As you can see, in the second case, two additional steps appear in the query plan (one for each of the tables participating in the query): Redistribute Motion . In fact, before executing the request, GP redistributes both tables into segments using the logic of the num_field_2 field, and not the initial distribution key, the num_field field.

3. Customer interaction

In general, all client interaction with the cluster is conducted only through the master — it is he who responds to clients, gives them the result of the query, etc. Regular client users do not have network access to segment servers.

To speed up the loading of data into the cluster, bulk load is used - parallel loading of data from / to the client simultaneously from several segments. Bulk load is only possible from clients with access to interconnects. Usually such clients are ETL servers and other systems that need to download a large amount of data (in Figure 1 they are designated as ETL / Pro client ).
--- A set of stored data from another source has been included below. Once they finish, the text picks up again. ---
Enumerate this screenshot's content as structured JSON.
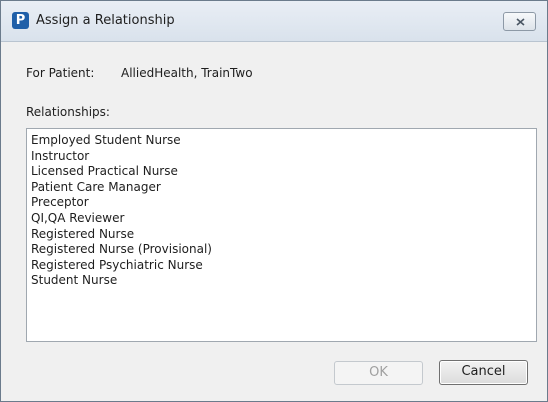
{
  "window": {
    "title": "Assign a Relationship",
    "app_icon_letter": "P"
  },
  "patient": {
    "label": "For Patient:",
    "name": "AlliedHealth, TrainTwo"
  },
  "relationships": {
    "label": "Relationships:",
    "items": [
      "Employed Student Nurse",
      "Instructor",
      "Licensed Practical Nurse",
      "Patient Care Manager",
      "Preceptor",
      "QI,QA Reviewer",
      "Registered Nurse",
      "Registered Nurse (Provisional)",
      "Registered Psychiatric Nurse",
      "Student Nurse"
    ]
  },
  "buttons": {
    "ok_label": "OK",
    "ok_enabled": false,
    "cancel_label": "Cancel"
  },
  "colors": {
    "app_icon": "#1f5fa8",
    "dialog_bg": "#f0f0f0",
    "disabled_text": "#a0a0a0"
  },
  "icons": {
    "app": "app-logo-icon",
    "close": "close-icon"
  }
}
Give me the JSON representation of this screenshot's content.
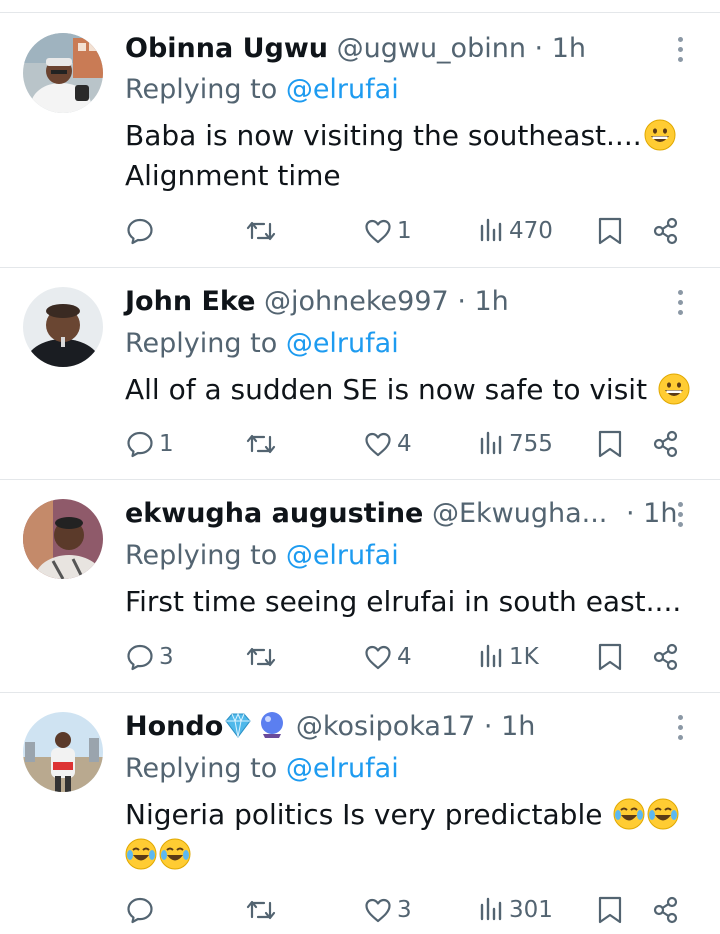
{
  "tweets": [
    {
      "name": "Obinna Ugwu",
      "handle": "@ugwu_obinn",
      "time": "1h",
      "replying_prefix": "Replying to",
      "replying_to": "@elrufai",
      "text_line1": "Baba is now visiting the southeast....",
      "text_line2": "Alignment time",
      "reply_count": "",
      "retweet_count": "",
      "like_count": "1",
      "view_count": "470"
    },
    {
      "name": "John Eke",
      "handle": "@johneke997",
      "time": "1h",
      "replying_prefix": "Replying to",
      "replying_to": "@elrufai",
      "text_line1": "All of a sudden SE is now safe to visit",
      "reply_count": "1",
      "retweet_count": "",
      "like_count": "4",
      "view_count": "755"
    },
    {
      "name": "ekwugha augustine",
      "handle": "@Ekwugha...",
      "time": "1h",
      "replying_prefix": "Replying to",
      "replying_to": "@elrufai",
      "text_line1": "First time seeing elrufai in south east....",
      "reply_count": "3",
      "retweet_count": "",
      "like_count": "4",
      "view_count": "1K"
    },
    {
      "name": "Hondo",
      "handle": "@kosipoka17",
      "time": "1h",
      "replying_prefix": "Replying to",
      "replying_to": "@elrufai",
      "text_line1": "Nigeria politics Is very predictable",
      "reply_count": "",
      "retweet_count": "",
      "like_count": "3",
      "view_count": "301"
    }
  ],
  "icons": {
    "reply": "reply-icon",
    "retweet": "retweet-icon",
    "like": "heart-icon",
    "views": "views-icon",
    "bookmark": "bookmark-icon",
    "share": "share-icon",
    "more": "more-icon"
  },
  "colors": {
    "text": "#0f1419",
    "secondary": "#536471",
    "link": "#1d9bf0",
    "divider": "#e4e7ea"
  }
}
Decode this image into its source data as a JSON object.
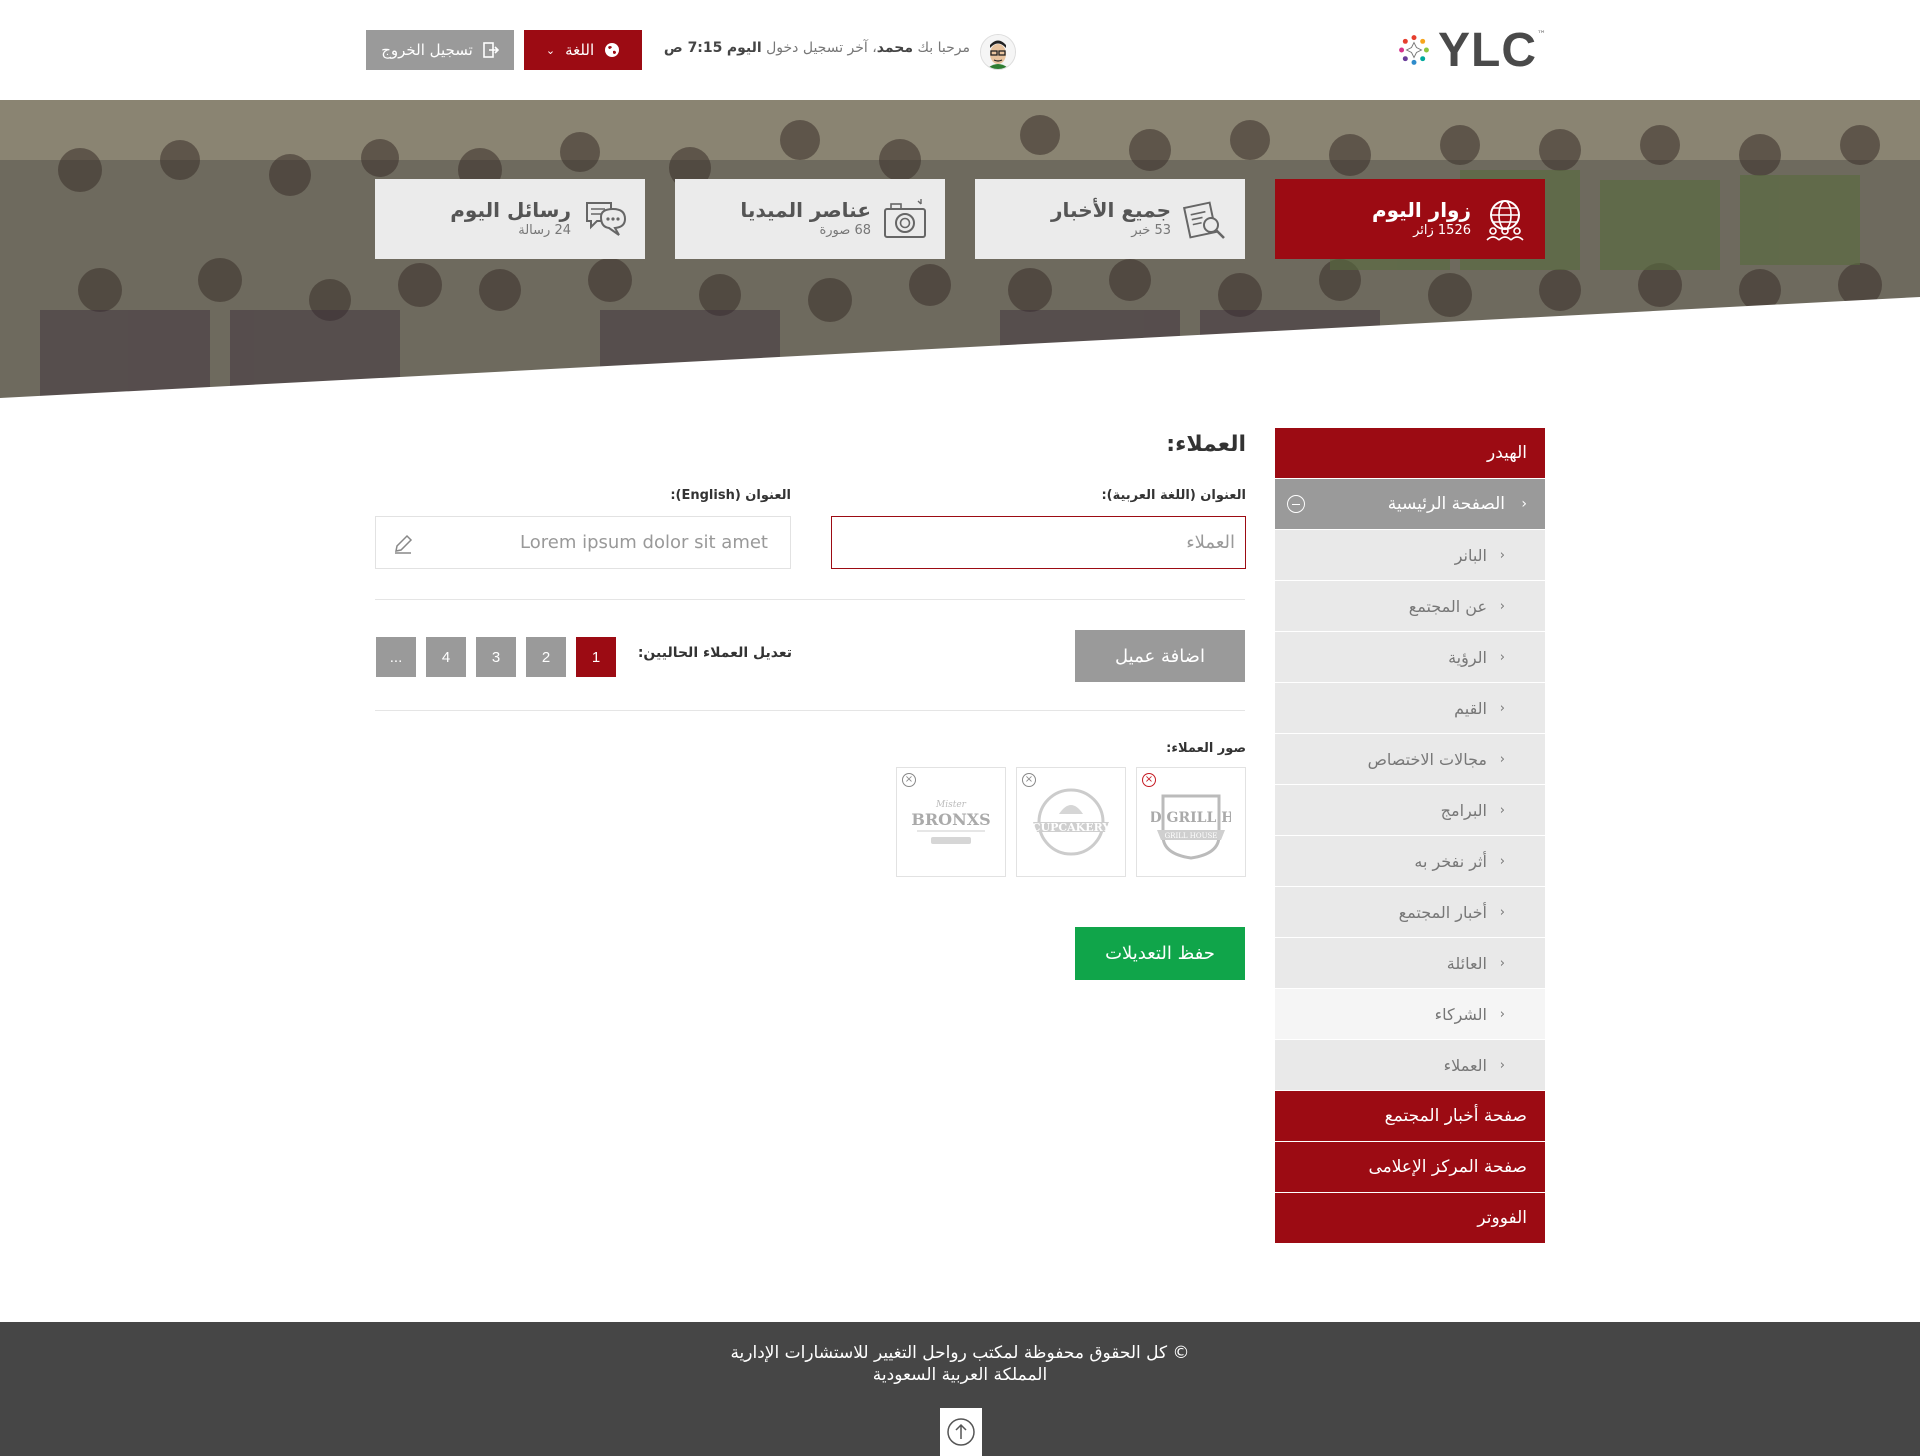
{
  "header": {
    "logo_text": "YLC",
    "logo_tm": "™",
    "welcome_prefix": "مرحبا بك",
    "user_name": "محمد",
    "last_login_label": "، آخر تسجيل دخول",
    "today": "اليوم",
    "login_time": "7:15 ص",
    "language_label": "اللغة",
    "logout_label": "تسجيل الخروج"
  },
  "stats": [
    {
      "title": "زوار اليوم",
      "sub": "1526 زائر",
      "icon": "globe-people-icon",
      "active": true
    },
    {
      "title": "جميع الأخبار",
      "sub": "53 خبر",
      "icon": "news-search-icon",
      "active": false
    },
    {
      "title": "عناصر الميديا",
      "sub": "68 صورة",
      "icon": "camera-icon",
      "active": false
    },
    {
      "title": "رسائل اليوم",
      "sub": "24 رسالة",
      "icon": "chat-bubbles-icon",
      "active": false
    }
  ],
  "sidebar": {
    "header": "الهيدر",
    "home": "الصفحة الرئيسية",
    "sub_items": [
      "البانر",
      "عن المجتمع",
      "الرؤية",
      "القيم",
      "مجالات الاختصاص",
      "البرامج",
      "أثر نفخر به",
      "أخبار المجتمع",
      "العائلة",
      "الشركاء",
      "العملاء"
    ],
    "news_page": "صفحة أخبار المجتمع",
    "media_page": "صفحة المركز الإعلامى",
    "footer": "الفووتر"
  },
  "main": {
    "title": "العملاء:",
    "label_ar": "العنوان (اللغة العربية):",
    "label_en": "العنوان (English):",
    "value_ar": "العملاء",
    "value_en": "Lorem ipsum dolor sit amet",
    "add_client": "اضافة عميل",
    "edit_current": "تعديل العملاء الحاليين:",
    "pages": [
      "1",
      "2",
      "3",
      "4",
      "..."
    ],
    "active_page": "1",
    "images_label": "صور العملاء:",
    "thumbs": [
      "BRAND GRILL HOUSE",
      "CUPCAKERY",
      "BRONXS"
    ],
    "save": "حفظ التعديلات"
  },
  "footer": {
    "line1": "© كل الحقوق محفوظة لمكتب رواحل التغيير للاستشارات الإدارية",
    "line2": "المملكة العربية السعودية"
  },
  "colors": {
    "brand_red": "#9c0b13",
    "gray_button": "#9a9a9a",
    "save_green": "#10a54a",
    "footer_bg": "#464646"
  }
}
For parallel data loading into segments, the gpfdist utility is used. In fact, the utility raises a web server on a remote server that provides access via the gpfdist and http protocols to the specified folder:

 /usr/local/greenplum-loaders-4.3.0.0-build-2/bin/gpfdist -d /tmp/work/gpfdist_home -p 8081 -l /tmp/work/gpfdist_home/gpfdist8081.log

After launch, the directory and all files in it become accessible to the usual wget. For example, let's create a file in the directory served by gpfdist and treat it as a regular table.

Example 3: gpfdist work

 # ETL-: bash# for i in {1..1000}; do echo "$i,$(cat /dev/urandom | tr -dc 'a-zA-Z0-9' | fold -w 8 | head -n 1)"; done > /tmp/work/gpfdist_home/test_table.csv #         # Greenplum DB: db=# create external table ext_test_table db-# (id integer, rand varchar(8)) db-# location ('gpfdist://etl_hostname:8081/test_table.csv') db-# format 'TEXT' (delimiter ',' NULL ' '); CREATE EXTERNAL TABLE db_dev=# select * from ext_test_table limit 100; NOTICE: External scan from gpfdist(s) server will utilize 64 out of 96 segment databases id | rand -----+---------- 1 | UWlonJHO 2 | HTyJNA41 3 | CBP1QSn1 4 | 0K9y51a3 …

Also, but with a slightly different syntax, external web tables are created. Their peculiarity is that they refer to the http protocol and can work with data provided by third-party web servers (apache, etc.).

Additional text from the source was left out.